Beyond the buzz of big data
The Army and the SEC are two agencies putting big data to use right now.
A lot of big-data buzz centers on potential, hinting at how federal agencies and organizations might someday make sense of their information or find the oft-mentioned needle in the haystack of data.
Meanwhile, some agencies are actually doing big data to great effect.
The Securities and Exchange Commission, for example, collects about 1 billion records every day with its Market Information Data Analytics System (MIDAS) platform.
The trading data comes from more than 10 different market exchange feeds and totals some 23 petabytes per year, meaning analysis for anomalies like the tell-tale signs of insider trading would be impossible for even a large staff of people to detect, according to SEC CIO Thomas Bayer.
MIDAS makes the analysis unfathomably easier and faster – in near real-time – allowing for both a detailed understanding of the current market and long-term trends.

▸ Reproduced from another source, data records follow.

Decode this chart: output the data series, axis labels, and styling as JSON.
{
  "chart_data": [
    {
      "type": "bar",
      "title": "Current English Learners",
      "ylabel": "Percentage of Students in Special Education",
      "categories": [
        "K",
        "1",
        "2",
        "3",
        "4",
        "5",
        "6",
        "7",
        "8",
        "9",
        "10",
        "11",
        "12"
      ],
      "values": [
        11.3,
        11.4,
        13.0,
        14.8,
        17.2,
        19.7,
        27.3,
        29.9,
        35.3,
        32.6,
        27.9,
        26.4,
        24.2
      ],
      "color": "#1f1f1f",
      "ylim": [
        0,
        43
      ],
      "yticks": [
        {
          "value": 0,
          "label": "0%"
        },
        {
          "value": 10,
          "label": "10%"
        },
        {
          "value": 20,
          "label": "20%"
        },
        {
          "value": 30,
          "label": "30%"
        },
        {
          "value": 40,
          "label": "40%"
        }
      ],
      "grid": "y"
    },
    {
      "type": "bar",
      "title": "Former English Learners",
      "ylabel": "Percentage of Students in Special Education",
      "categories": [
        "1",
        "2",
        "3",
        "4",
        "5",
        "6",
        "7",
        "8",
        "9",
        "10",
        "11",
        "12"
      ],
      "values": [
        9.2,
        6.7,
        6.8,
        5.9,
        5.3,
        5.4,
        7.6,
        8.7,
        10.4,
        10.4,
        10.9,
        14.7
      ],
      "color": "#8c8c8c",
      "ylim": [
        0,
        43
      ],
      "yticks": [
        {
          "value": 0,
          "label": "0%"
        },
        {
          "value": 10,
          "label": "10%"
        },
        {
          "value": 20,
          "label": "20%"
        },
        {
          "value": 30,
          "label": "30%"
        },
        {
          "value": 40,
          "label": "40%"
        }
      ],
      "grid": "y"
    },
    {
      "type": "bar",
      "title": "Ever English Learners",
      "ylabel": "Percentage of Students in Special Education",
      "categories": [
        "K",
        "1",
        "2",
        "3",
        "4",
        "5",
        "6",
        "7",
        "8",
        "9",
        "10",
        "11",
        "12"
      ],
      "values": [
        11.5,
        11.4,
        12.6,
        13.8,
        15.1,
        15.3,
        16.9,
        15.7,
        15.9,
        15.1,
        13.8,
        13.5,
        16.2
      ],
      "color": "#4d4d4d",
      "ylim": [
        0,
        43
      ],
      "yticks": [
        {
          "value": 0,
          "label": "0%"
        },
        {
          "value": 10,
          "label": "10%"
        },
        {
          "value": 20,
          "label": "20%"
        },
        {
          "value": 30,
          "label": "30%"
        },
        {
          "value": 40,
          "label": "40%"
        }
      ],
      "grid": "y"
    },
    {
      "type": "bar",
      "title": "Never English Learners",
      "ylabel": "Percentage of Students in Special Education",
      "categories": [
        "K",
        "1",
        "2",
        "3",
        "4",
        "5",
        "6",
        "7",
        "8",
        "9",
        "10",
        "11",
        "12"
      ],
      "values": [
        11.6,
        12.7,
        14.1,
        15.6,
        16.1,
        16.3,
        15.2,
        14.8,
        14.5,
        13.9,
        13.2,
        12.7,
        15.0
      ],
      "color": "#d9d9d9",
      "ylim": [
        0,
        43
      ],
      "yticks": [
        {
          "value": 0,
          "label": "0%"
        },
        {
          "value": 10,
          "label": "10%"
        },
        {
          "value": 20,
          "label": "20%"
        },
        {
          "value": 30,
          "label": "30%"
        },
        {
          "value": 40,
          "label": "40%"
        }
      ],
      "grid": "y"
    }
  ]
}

"When you look at what we’ve been able to do analyzing that data, it's taken a lot of mystery out of what the market is perceived to be doing," said Bayer, speaking at the Symantec Government Symposium on March 11.
The SEC's needs continue to grow. As an example, Bayer said, the agency dissects 9 million page reports, impossible without automated analysis allowed in the big data age. Soon, the agency will collect even more, on the order of 2 petabytes of market data per day. Humans only handle that kind of data after advanced analytics carve it down. If sketchy trends – or needles in the haystacks – are found, "you can turn to humans to do further investigation and examination"Bayer said.
At the symposium, Lieut. Col. William Saxon, division chief and program director for the Army’s Enterprise Management Decision Support System Program, described the Army’s foray into big data. Today, the Army collects a wide assortment of information on "people, training, equipment and installations," and runs metrics against that data to produce another data store for its "readiness" effort.
The big data challenge for the Army was always in the "access and discovery of it," Saxon said, mostly because the Army has 3,600 different systems on which it stores information. In recent years, "it was a challenge to bring all that data to one place so that a handful of action officers in a dark room somewhere" could analyze it. Thanks to a focused evolution of its big data systems, Saxon said, that handful of action officers "can turn answers quickly"and utilize the existing system to present their answers.”
Ironically, while technology continues to evolve at a rapid pace, Saxon said the Army’s data problems now are "political."
"Someone had data but didn’t want to share," Saxon said. "Or we're getting the data out of legacy systems."